Сколько тут пота мужичьего пролилось, сколько бабьих слез эти парки видели — Разуваев об этом не хочет и знать. До сих пор старики поминают: вон в этом месте трясинка была, так мы мешками землю таскали — смотри, каку́ гору́шу взбодрили! — но Разуваеву и до этого дела нет. Он знает только, что современному помещику все это не к рукам, да и сам помещик, по нынешнему времени, тут не ко двору. Помещик — он человек неверный, а нужны люди постоянные, вероятные, то есть либо кабатчики, либо оголтелые мужики. А сверх того, Разуваев имеет простодушно-наглое убеждение, что сто́ит только помахать у помещика под носом ассигнацией, чтоб он сейчас же, от одного ассигнационного запаха, впал в изнеможение.

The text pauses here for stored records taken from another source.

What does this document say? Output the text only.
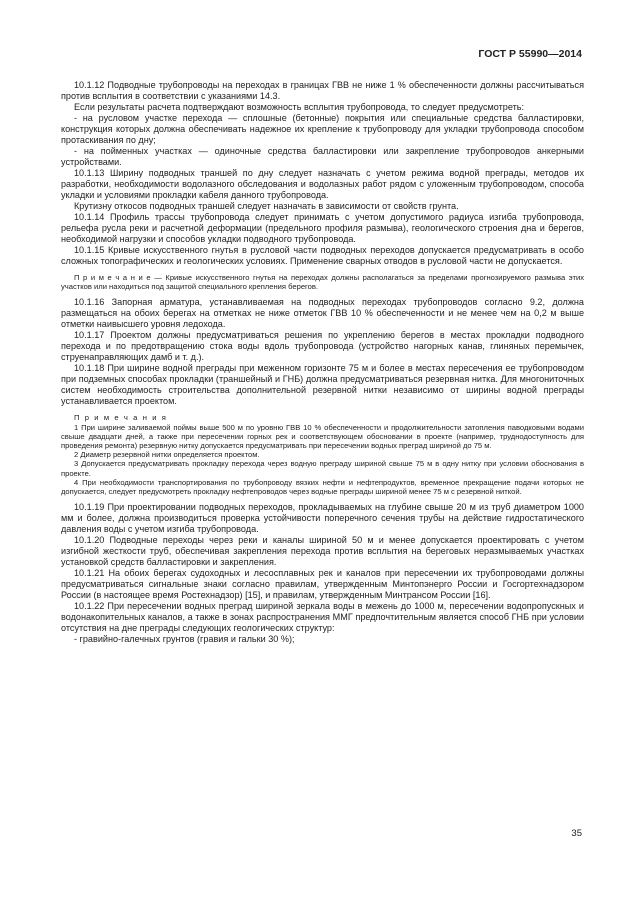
ГОСТ Р 55990—2014

10.1.12 Подводные трубопроводы на переходах в границах ГВВ не ниже 1 % обеспеченности должны рассчитываться против всплытия в соответствии с указаниями 14.3.

Если результаты расчета подтверждают возможность всплытия трубопровода, то следует предусмотреть:

- на русловом участке перехода — сплошные (бетонные) покрытия или специальные средства балластировки, конструкция которых должна обеспечивать надежное их крепление к трубопроводу для укладки трубопровода способом протаскивания по дну;

- на пойменных участках — одиночные средства балластировки или закрепление трубопроводов анкерными устройствами.

10.1.13 Ширину подводных траншей по дну следует назначать с учетом режима водной преграды, методов их разработки, необходимости водолазного обследования и водолазных работ рядом с уложенным трубопроводом, способа укладки и условиями прокладки кабеля данного трубопровода.

Крутизну откосов подводных траншей следует назначать в зависимости от свойств грунта.

10.1.14 Профиль трассы трубопровода следует принимать с учетом допустимого радиуса изгиба трубопровода, рельефа русла реки и расчетной деформации (предельного профиля размыва), геологического строения дна и берегов, необходимой нагрузки и способов укладки подводного трубопровода.

10.1.15 Кривые искусственного гнутья в русловой части подводных переходов допускается предусматривать в особо сложных топографических и геологических условиях. Применение сварных отводов в русловой части не допускается.

П р и м е ч а н и е — Кривые искусственного гнутья на переходах должны располагаться за пределами прогнозируемого размыва этих участков или находиться под защитой специального крепления берегов.

10.1.16 Запорная арматура, устанавливаемая на подводных переходах трубопроводов согласно 9.2, должна размещаться на обоих берегах на отметках не ниже отметок ГВВ 10 % обеспеченности и не менее чем на 0,2 м выше отметки наивысшего уровня ледохода.

10.1.17 Проектом должны предусматриваться решения по укреплению берегов в местах прокладки подводного перехода и по предотвращению стока воды вдоль трубопровода (устройство нагорных канав, глиняных перемычек, струенаправляющих дамб и т. д.).

10.1.18 При ширине водной преграды при меженном горизонте 75 м и более в местах пересечения ее трубопроводом при подземных способах прокладки (траншейный и ГНБ) должна предусматриваться резервная нитка. Для многониточных систем необходимость строительства дополнительной резервной нитки независимо от ширины водной преграды устанавливается проектом.

П р и м е ч а н и я

1 При ширине заливаемой поймы выше 500 м по уровню ГВВ 10 % обеспеченности и продолжительности затопления паводковыми водами свыше двадцати дней, а также при пересечении горных рек и соответствующем обосновании в проекте (например, труднодоступность для проведения ремонта) резервную нитку допускается предусматривать при пересечении водных преград шириной до 75 м.

2 Диаметр резервной нитки определяется проектом.

3 Допускается предусматривать прокладку перехода через водную преграду шириной свыше 75 м в одну нитку при условии обоснования в проекте.

4 При необходимости транспортирования по трубопроводу вязких нефти и нефтепродуктов, временное прекращение подачи которых не допускается, следует предусмотреть прокладку нефтепроводов через водные преграды шириной менее 75 м с резервной ниткой.

10.1.19 При проектировании подводных переходов, прокладываемых на глубине свыше 20 м из труб диаметром 1000 мм и более, должна производиться проверка устойчивости поперечного сечения трубы на действие гидростатического давления воды с учетом изгиба трубопровода.

10.1.20 Подводные переходы через реки и каналы шириной 50 м и менее допускается проектировать с учетом изгибной жесткости труб, обеспечивая закрепления перехода против всплытия на береговых неразмываемых участках установкой средств балластировки и закрепления.

10.1.21 На обоих берегах судоходных и лесосплавных рек и каналов при пересечении их трубопроводами должны предусматриваться сигнальные знаки согласно правилам, утвержденным Минтопэнерго России и Госгортехнадзором России (в настоящее время Ростехнадзор) [15], и правилам, утвержденным Минтрансом России [16].

10.1.22 При пересечении водных преград шириной зеркала воды в межень до 1000 м, пересечении водопропускных и водонакопительных каналов, а также в зонах распространения ММГ предпочтительным является способ ГНБ при условии отсутствия на дне преграды следующих геологических структур:

- гравийно-галечных грунтов (гравия и гальки 30 %);

35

И вот, благодаря этой наглости, с одной стороны, и сознанию беззащитности, с другой, мое сладкое умирание было самым нахальным образом прервано. Уже с самого начала открытия неприязненных действий, с появлением первых гиканий, я смутно почувствовал, что мое дело не выгорит, что так или иначе я должен буду уступить силе обстоятельств. В самом деле, что́ я мог предпринять, чтобы оградить себя от Разуваева? Жаловаться на него — куда? И притом что-нибудь одно: или умирать, или утруждать начальство просьбами, а одновременно заниматься и тем и другим — разве это с чем-нибудь согласно? Если же прибегнуть к партикулярным мерам взыскания, то и тут ничего не поделаешь. Плюнешь Разуваеву в лицо — он утрется, своротишь ему скулу — он в баню сходит и опять ее на старое место вправит. Словом сказать, с какой стороны к нему ни приступись — он неуязвим. Пожалуй, еще запоет: «Веселися, храбрый росс!» — и заставит слушать себя стоя…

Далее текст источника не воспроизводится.